# Freebee! Machinery's Handbook



## Finster (Mar 2, 2016)

A guy I work with had a Machinery's handbook 25th edition on the bookshelf of his cubical. I spied that and asked if I could take a look. I thumbed through it and said," hey thanks, I need one of these." He said, "Give that to me!!!!" While I was handing it back he opened his lower desk drawer, pulled out another copy and tossed it at me. "HERE! and shut the &$%^ UP!" He grinned a little. Knowing him, I think his wife got her engagement ring in a similar fashion.  It amazes me how some people are so nice but don't want to be known or portrayed that way.  Just in case you are wondering, I know for a fact he bought both books himself, they are not from a company. That's a nice gift, I told him I was only kidding but he insisted I take it.  Damn nice guy. It renewed my faith in humanity which has been lagging lately.


----------



## microshop dinker (Mar 2, 2016)

Great score!!!  Just when we least expect it our faith in mankind (some of them anyway) is restored.   Sammy


----------



## ch2co (Mar 2, 2016)

Pay it forward.
As in: Do unto others as you would wish them do do unto you.
We're all in this together.

CHuck the grumpy old guy


----------



## Bob Korves (Mar 2, 2016)

Now read it cover to cover.  There will be a test...


----------



## T Bredehoft (Mar 2, 2016)

Bob Korves said:


> There will be a test...



Life is the test.


----------



## P T Schram (Mar 2, 2016)

T Bredehoft said:


> Life is the test.



If only I could find the answer key!


----------



## Bob Korves (Mar 2, 2016)

P T Schram said:


> If only I could find the answer key!


I could sell you my CliffNotes...     8^)


----------



## TommyD (Mar 2, 2016)

I've lost count how many times I've referred to mine, for work and school it's proven invaluable.


----------



## Finster (Mar 2, 2016)

Bob Korves said:


> Now read it cover to cover.  There will be a test...


DONE! Ask me anything!


----------



## TommyD (Mar 2, 2016)

Figure this angle.


----------



## David VanNorman (Mar 2, 2016)

There is lot of stuff in one of those books . If I could only remember it all.


----------



## gaston (Mar 6, 2016)

when I use it,  by the time I find the information I'm looking for I forget why I needed it and the time I allotted for the project has been used up reading the book. my wife calls it machinest porn!!


----------



## michael.kitko (Apr 4, 2016)

I got my first Machinist Handbook in a very similar way...given as a gift from a grumpy old guy with a hand written "For those times when you aren't schooling me and you might not actually have the answer."

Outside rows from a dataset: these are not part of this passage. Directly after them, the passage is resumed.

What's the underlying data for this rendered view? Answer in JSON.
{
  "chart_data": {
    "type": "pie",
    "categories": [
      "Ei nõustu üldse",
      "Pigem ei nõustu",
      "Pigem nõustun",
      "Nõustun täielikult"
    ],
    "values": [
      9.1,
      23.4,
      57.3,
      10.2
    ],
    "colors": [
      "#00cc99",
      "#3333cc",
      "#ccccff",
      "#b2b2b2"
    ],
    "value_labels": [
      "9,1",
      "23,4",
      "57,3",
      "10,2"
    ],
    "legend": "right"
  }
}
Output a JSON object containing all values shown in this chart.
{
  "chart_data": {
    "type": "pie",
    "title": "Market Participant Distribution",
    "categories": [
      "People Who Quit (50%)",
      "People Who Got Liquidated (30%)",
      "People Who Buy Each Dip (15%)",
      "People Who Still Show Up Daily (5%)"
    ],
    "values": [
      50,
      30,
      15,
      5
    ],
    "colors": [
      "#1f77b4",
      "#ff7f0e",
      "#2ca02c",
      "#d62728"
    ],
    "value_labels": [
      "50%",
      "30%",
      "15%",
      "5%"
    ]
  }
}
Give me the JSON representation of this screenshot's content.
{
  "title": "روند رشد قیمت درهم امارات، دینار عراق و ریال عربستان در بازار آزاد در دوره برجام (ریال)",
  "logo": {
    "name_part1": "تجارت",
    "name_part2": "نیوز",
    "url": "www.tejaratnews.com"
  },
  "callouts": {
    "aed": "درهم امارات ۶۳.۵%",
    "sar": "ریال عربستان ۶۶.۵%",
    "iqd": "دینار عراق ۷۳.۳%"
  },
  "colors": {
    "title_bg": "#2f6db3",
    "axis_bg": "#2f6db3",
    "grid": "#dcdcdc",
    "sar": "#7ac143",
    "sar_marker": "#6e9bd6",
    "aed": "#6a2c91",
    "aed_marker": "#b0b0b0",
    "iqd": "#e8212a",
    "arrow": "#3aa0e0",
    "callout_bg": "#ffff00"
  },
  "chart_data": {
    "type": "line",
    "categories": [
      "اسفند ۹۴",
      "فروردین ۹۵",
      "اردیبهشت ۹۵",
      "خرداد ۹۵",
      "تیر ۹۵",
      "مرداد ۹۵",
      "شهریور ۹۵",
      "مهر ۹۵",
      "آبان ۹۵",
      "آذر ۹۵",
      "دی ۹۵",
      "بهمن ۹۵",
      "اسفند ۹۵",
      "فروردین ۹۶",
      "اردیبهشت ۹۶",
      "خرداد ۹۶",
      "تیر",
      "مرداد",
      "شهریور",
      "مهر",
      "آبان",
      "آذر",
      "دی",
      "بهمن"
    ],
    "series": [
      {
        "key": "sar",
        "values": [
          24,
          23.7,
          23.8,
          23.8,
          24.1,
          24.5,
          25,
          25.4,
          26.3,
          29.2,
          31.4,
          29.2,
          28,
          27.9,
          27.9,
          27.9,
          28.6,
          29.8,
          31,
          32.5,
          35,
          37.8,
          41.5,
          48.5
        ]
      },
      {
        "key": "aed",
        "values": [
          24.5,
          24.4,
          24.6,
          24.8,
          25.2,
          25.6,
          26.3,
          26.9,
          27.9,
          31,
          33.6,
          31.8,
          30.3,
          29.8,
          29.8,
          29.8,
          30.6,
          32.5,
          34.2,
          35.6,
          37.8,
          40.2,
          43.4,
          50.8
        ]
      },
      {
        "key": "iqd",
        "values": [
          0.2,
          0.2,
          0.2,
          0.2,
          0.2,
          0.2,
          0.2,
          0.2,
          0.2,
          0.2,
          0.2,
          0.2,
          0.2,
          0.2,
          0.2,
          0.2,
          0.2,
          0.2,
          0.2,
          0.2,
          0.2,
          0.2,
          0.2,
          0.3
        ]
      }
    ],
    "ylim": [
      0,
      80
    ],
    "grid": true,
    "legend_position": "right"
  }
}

Sent from my XT1064 using Tapatalk


----------



## RIMSPOKE (Apr 4, 2016)

MY FIRST ONE WAS HANDED DOWN FROM MY GRANDFATHER TO MY FATHER TO ME .
IT's A SEVENTH EDITION FROM 1929 . SOMEONE NAMED FLOYD TILTON HAD IT BEFORE GRAMPS .


----------



## uncle harry (Apr 4, 2016)

microshop dinker said:


> Great score!!!  Just when we least expect it our faith in mankind (some of them anyway) is restored.   Sammy



Today I used my new issue chip credit card. Of course the procedure to use these is very different from the mag-swipe technology. As a creature of habit I forgot to remove the card & drove off,  Calling the bank later relieved my worst fear. A following patron retrieved the card & took the time to return it to the bank drop box.  Not all of society is  lost.


----------